Problem with memory allocation in Julia code

Question

I used a function in Python/Numpy to solve a problem in combinatorial game theory.

import numpy as np
from time import time

def problem(c):
    start = time()
    N = np.array([0, 0])
    U = np.arange(c)
    
    for _ in U:
        bits = np.bitwise_xor(N[:-1], N[-2::-1])
        N = np.append(N, np.setdiff1d(U, bits).min())

    return len(*np.where(N==0)), time()-start 

problem(10000)

Then I wrote it in Julia because I thought it'd be faster due to Julia using just-in-time compilation.

function problem(c)
    N = [0]
    U = Vector(0:c)
    
    for _ in U
        elems = N[1:length(N)-1]
        bits = elems .⊻ reverse(elems)
        push!(N, minimum(setdiff(U, bits))) 
    end
    
    return sum(N .== 0)
end

@time problem(10000)

But the second version was much slower. For c = 10000, the Python version takes 2.5 sec. on an Core i5 processor and the Julia version takes 4.5 sec. Since Numpy operations are implemented in C, I'm wondering if Python is indeed faster or if I'm writing a function with wasted time complexity.

The implementation in Julia allocates a lot of memory. How to reduce the number of allocations to improve its performance?

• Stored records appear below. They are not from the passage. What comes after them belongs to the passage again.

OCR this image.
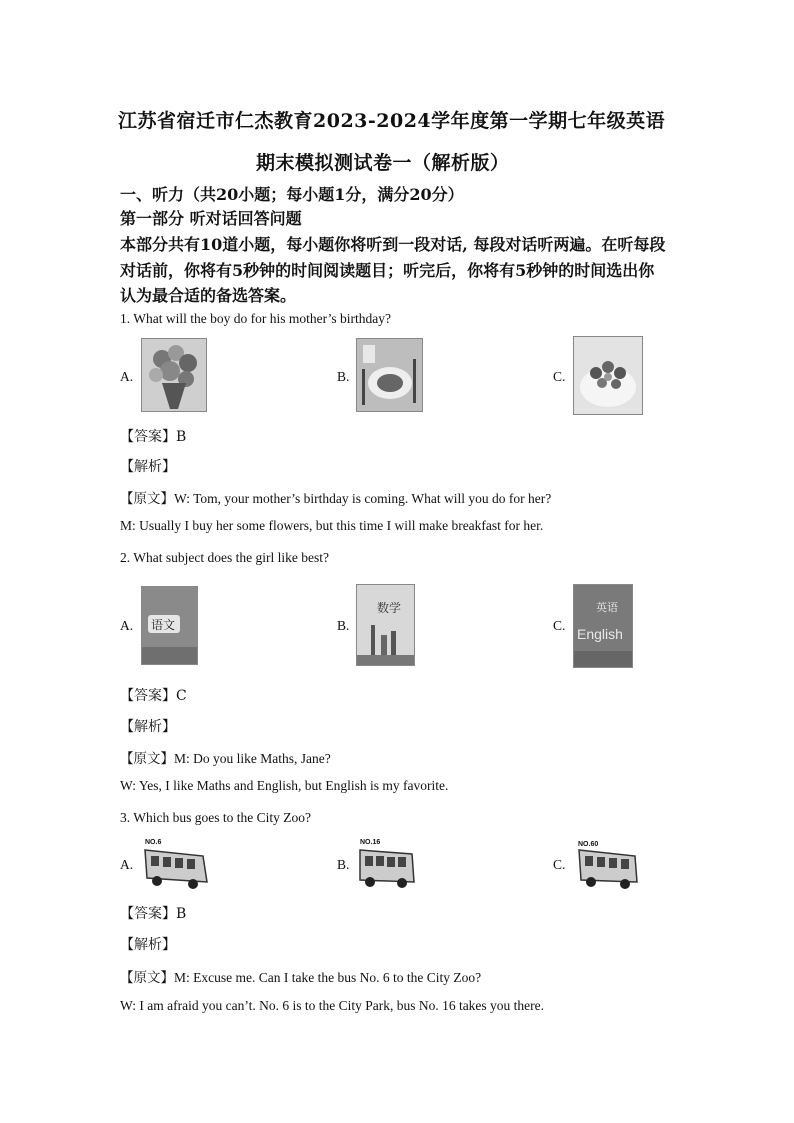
江苏省宿迁市仁杰教育2023-2024学年度第一学期七年级英语
期末模拟测试卷一（解析版）
一、听力（共20小题；每小题1分，满分20分）
第一部分 听对话回答问题
本部分共有10道小题，每小题你将听到一段对话, 每段对话听两遍。在听每段
对话前，你将有5秒钟的时间阅读题目；听完后，你将有5秒钟的时间选出你
认为最合适的备选答案。
1. What will the boy do for his mother’s birthday?
A.	B.	C.
【答案】B
【解析】
【原文】W: Tom, your mother’s birthday is coming. What will you do for her?
M: Usually I buy her some flowers, but this time I will make breakfast for her.
2. What subject does the girl like best?
A. 语文	B.
数学
C.
英语
English
【答案】C
【解析】
【原文】M: Do you like Maths, Jane?
W: Yes, I like Maths and English, but English is my favorite.
3. Which bus goes to the City Zoo?
A.
NO.6
B.
NO.16
C.
NO.60
【答案】B
【解析】
【原文】M: Excuse me. Can I take the bus No. 6 to the City Zoo?
W: I am afraid you can’t. No. 6 is to the City Park, bus No. 16 takes you there.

Asking yourself "is language X faster than language Y?" is usually a red herring. Aside from technicalities such as different implementations, most languages aren't used "pure" – like your Python program calling into compiled languages' code via ``numpy`` – and there's no free lunch: a JIT gains long-term performance at the cost of short-term warmup. *Your specific program* in Julia is slower than *your specific program* in Python. — MisterMiyagi, Jan 19 '22 at 06:45
Extrapolating "Is X better then Y" from 1 datapoint is kinda dangerous, don't you think? — Patrick Artner, Jan 19 '22 at 06:47
I don't think this should be closed. it needs some editing, but the specific comparison is on topic. — Oscar Smith, Jan 19 '22 at 06:54
Please do not rely on links to provide necessary information – for example, the Python code should be in the question itself. You can [edit] your question at any time to adjust it according to the [ask] and [mre] help pages; the question will go through a re-open process once it is sufficiently edited. — MisterMiyagi, Jan 19 '22 at 07:03
The code in Julia is not written efficiently. The major inefficiency is that it makes a lot of data copying and allocations (note that in Python indexing creates a view as opposed to Julia where you have to opt-in for this). I have re-written it to get around 40x speed improvement in Julia execution time. I have edited the question to reflect this and voted to re-open — Bogumił Kamiński, Jan 19 '22 at 07:22
@Bogumił Kamiński How do you know that the copying and allocations are the major inefficiency, not the `setdiff`? — Kelly Bundy, Jan 19 '22 at 08:15
Performance of `setdiff` could be different between Python and Julia, but I do not see why Julia should be slower here - this is a basic library function that is likely optimized. If it is then it should be fixed in Julia. I do not have Python installed on my current machine to make a benchmark. On the other hand it was clear from the original code that it was making unnecessary allocations in several places thus my comment. — Bogumił Kamiński, Jan 19 '22 at 08:31
@Bogumił Kamiński Duplicating the `setdiff` call in the Julia solution increases the reported allocations about as much as doing the `bits = ...` six times instead of once. But increases the time much more (from ~9 seconds to ~ 17.5 seconds, instead of just to ~10.5 seconds). So it does look to me like the "computational" cost of `setdiff` is the bigger culprit. I know almost nothing about Julia, though, so might misjudge things :-) — Kelly Bundy, Jan 19 '22 at 09:00
Indeed it seems that 70% of time is spent in `setdiff` in Julia (a rough benchmark). — Bogumił Kamiński, Jan 19 '22 at 09:37
my guess is that we're missing an important optimization for setdiff. — Oscar Smith, Jan 19 '22 at 13:11

Bogumił Kamiński · Accepted Answer · 2022-01-19T09:34:21.590

17

The original code can be re-written in the following way:

function problem2(c)
    N = zeros(Int, c+2)
    notseen = falses(c+1)

    for lN in 1:c+1
        notseen .= true
        @inbounds for i in 1:lN-1
            b = N[i] ⊻ N[lN-i]
            b <= c && (notseen[b+1] = false)
        end
        idx = findfirst(notseen)
        isnothing(idx) || (N[lN+1] = idx-1)
    end
    return count(==(0), N)
end

First check if the functions produce the same results:

julia> problem(10000), problem2(10000)
(1475, 1475)

(I have also checked that the generated N vector is identical)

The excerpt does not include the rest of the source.